Matin à neuf œufs
Il y a des œufs brisés tout au long du chemin. Ils sont bleu pâle. Chaque jour il y en a plus. Ce matin, j’ai pour la première fois compté les œufs en marchant. Neufs œufs, ça semble beaucoup. Certains sont des œufs de grive, et d’autres pourraient être des œufs de en merle. Peut-être que ce sont tous des œufs de grive. Ou peut-être que ce sont tous des œufs de merle. Les teintes de bleu varient d’un bleu très clair, presque blanc, à un bleu vif, presque bleu-vert.
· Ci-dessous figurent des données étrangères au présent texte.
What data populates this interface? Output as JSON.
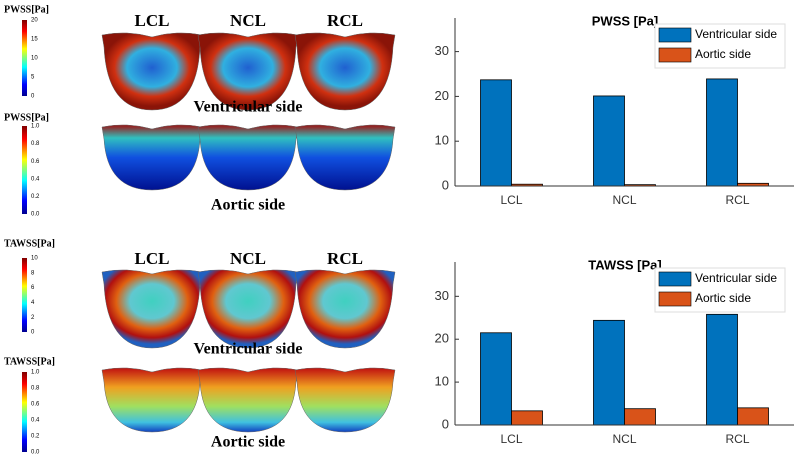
{
  "chart_data": [
    {
      "type": "bar",
      "title": "PWSS [Pa]",
      "categories": [
        "LCL",
        "NCL",
        "RCL"
      ],
      "series": [
        {
          "name": "Ventricular side",
          "color": "#0072bd",
          "values": [
            23.7,
            20.1,
            23.9
          ]
        },
        {
          "name": "Aortic side",
          "color": "#d95319",
          "values": [
            0.4,
            0.3,
            0.6
          ]
        }
      ],
      "ylim": [
        0,
        37.5
      ],
      "yticks": [
        0,
        10,
        20,
        30
      ],
      "legend": "upper right"
    },
    {
      "type": "bar",
      "title": "TAWSS [Pa]",
      "categories": [
        "LCL",
        "NCL",
        "RCL"
      ],
      "series": [
        {
          "name": "Ventricular side",
          "color": "#0072bd",
          "values": [
            21.5,
            24.4,
            25.8
          ]
        },
        {
          "name": "Aortic side",
          "color": "#d95319",
          "values": [
            3.3,
            3.8,
            4.0
          ]
        }
      ],
      "ylim": [
        0,
        38
      ],
      "yticks": [
        0,
        10,
        20,
        30
      ],
      "legend": "upper right"
    }
  ],
  "heatmap_panels": [
    {
      "colorbar_title": "PWSS[Pa]",
      "colorbar_ticks": [
        "20",
        "15",
        "10",
        "5",
        "0"
      ],
      "column_labels": [
        "LCL",
        "NCL",
        "RCL"
      ],
      "caption": "Ventricular side"
    },
    {
      "colorbar_title": "PWSS[Pa]",
      "colorbar_ticks": [
        "1.0",
        "0.8",
        "0.6",
        "0.4",
        "0.2",
        "0.0"
      ],
      "caption": "Aortic side"
    },
    {
      "colorbar_title": "TAWSS[Pa]",
      "colorbar_ticks": [
        "10",
        "8",
        "6",
        "4",
        "2",
        "0"
      ],
      "column_labels": [
        "LCL",
        "NCL",
        "RCL"
      ],
      "caption": "Ventricular side"
    },
    {
      "colorbar_title": "TAWSS[Pa]",
      "colorbar_ticks": [
        "1.0",
        "0.8",
        "0.6",
        "0.4",
        "0.2",
        "0.0"
      ],
      "caption": "Aortic side"
    }
  ]
}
Je ne suis pas meilleure pour identifier les œufs que pour reconnaître les oiseaux. Je suis enchantée lorsque je trouve un gros morceau de coquille intact, ou un œuf proprement brisé en deux parties égales.
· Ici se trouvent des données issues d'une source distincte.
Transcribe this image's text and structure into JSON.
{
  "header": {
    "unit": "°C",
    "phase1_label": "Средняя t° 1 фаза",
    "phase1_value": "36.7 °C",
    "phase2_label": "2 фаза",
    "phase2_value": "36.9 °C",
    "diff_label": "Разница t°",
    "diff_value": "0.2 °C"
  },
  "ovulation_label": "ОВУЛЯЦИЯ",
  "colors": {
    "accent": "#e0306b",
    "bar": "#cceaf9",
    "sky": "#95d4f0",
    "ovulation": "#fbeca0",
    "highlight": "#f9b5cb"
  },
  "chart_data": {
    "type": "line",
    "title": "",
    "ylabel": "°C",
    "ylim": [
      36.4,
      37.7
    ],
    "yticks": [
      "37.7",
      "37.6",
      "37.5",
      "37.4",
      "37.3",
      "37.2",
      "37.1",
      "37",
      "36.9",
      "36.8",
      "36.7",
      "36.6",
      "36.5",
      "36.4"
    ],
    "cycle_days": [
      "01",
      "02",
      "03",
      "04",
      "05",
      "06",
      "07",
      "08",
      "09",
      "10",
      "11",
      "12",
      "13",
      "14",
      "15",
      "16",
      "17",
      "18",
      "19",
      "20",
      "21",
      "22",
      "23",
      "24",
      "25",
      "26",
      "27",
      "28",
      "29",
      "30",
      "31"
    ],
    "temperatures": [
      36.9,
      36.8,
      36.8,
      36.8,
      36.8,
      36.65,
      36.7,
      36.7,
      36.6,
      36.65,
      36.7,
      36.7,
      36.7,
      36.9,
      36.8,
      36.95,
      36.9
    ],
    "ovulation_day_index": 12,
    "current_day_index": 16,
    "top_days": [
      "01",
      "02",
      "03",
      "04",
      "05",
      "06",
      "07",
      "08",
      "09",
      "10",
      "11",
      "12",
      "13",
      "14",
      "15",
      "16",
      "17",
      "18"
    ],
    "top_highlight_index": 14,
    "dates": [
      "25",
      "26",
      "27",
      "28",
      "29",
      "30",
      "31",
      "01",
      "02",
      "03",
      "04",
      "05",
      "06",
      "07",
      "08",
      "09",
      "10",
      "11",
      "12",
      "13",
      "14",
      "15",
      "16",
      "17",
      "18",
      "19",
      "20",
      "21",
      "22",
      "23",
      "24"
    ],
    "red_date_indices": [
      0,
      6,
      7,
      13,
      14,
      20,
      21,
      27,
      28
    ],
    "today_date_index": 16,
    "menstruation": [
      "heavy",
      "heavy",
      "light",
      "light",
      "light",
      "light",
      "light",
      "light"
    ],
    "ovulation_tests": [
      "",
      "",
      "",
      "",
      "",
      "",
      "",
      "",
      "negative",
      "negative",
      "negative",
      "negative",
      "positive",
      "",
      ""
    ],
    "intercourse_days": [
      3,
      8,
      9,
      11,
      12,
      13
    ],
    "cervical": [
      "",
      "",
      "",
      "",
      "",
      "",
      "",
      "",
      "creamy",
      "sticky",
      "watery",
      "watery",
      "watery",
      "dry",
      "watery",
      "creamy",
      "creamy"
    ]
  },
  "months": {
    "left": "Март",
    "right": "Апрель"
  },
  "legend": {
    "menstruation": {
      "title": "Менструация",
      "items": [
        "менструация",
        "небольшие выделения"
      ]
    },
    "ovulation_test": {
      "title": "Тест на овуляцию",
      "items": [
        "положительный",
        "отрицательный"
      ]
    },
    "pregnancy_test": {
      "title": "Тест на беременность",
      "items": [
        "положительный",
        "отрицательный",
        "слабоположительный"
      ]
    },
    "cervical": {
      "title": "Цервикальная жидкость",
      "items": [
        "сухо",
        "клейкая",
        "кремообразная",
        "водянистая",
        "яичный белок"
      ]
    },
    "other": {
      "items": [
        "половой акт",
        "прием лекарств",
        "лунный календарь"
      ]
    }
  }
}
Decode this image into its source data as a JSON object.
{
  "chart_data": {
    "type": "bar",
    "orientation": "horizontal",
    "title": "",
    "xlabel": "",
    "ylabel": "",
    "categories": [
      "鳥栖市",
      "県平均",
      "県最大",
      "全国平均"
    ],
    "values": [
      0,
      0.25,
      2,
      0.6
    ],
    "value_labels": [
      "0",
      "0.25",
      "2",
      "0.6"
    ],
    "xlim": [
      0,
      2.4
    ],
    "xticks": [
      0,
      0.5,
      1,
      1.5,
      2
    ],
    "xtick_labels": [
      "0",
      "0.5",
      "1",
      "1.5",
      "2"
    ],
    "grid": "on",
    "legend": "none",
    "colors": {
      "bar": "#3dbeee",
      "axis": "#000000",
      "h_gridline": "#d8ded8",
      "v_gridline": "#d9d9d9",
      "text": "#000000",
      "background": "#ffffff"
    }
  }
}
J’oublie qu’elle est un chien
Alors qu’Emily et moi remontions le chemin, j’ai vu une explosion de plumes par terre. Le désordre indiquait qu’un pigeon avait été mangé par un renard. Il ne restait pas grand-chose de plus qu’un éparpillement de plumes. Quelques mètres plus loin j’ai vu les ailes de l’oiseau, parfaitement alignées sur le sol. Elles étaient exactement dans la position où elles auraient été si l’oiseau avait encore été au centre. J’ai admiré les ailes pendant quelques minutes. J’aurais aimé avoir un appareil photo pour photographier l’absence de l’oiseau. J’ai continué le long du chemin. Em n’est pas venue avec moi, et elle n’a pas répondu lorsque je l’ai sifflée un peu après. Quand je suis retournée la chercher, je l’ai trouvée occupée à lécher et mâchouiller les restes de chair laissés par le renard aux extrémités des ailes. J’etais choquée qu’elle ait ruiné ce charmant tableau d’ailes sans oiseau. Parfois j’oublie qu’elle est un chien.
Je donne des coups dans les buissons et les arbres avec un gros bâton. J’alerte tous les chasseurs de ma présence. J’alerte aussi les oiseaux.
Il y a toujours le premier quelque chose à anticiper ou à célébrer, mais rien ne provoque autant d’excitation que La Première Hirondelle.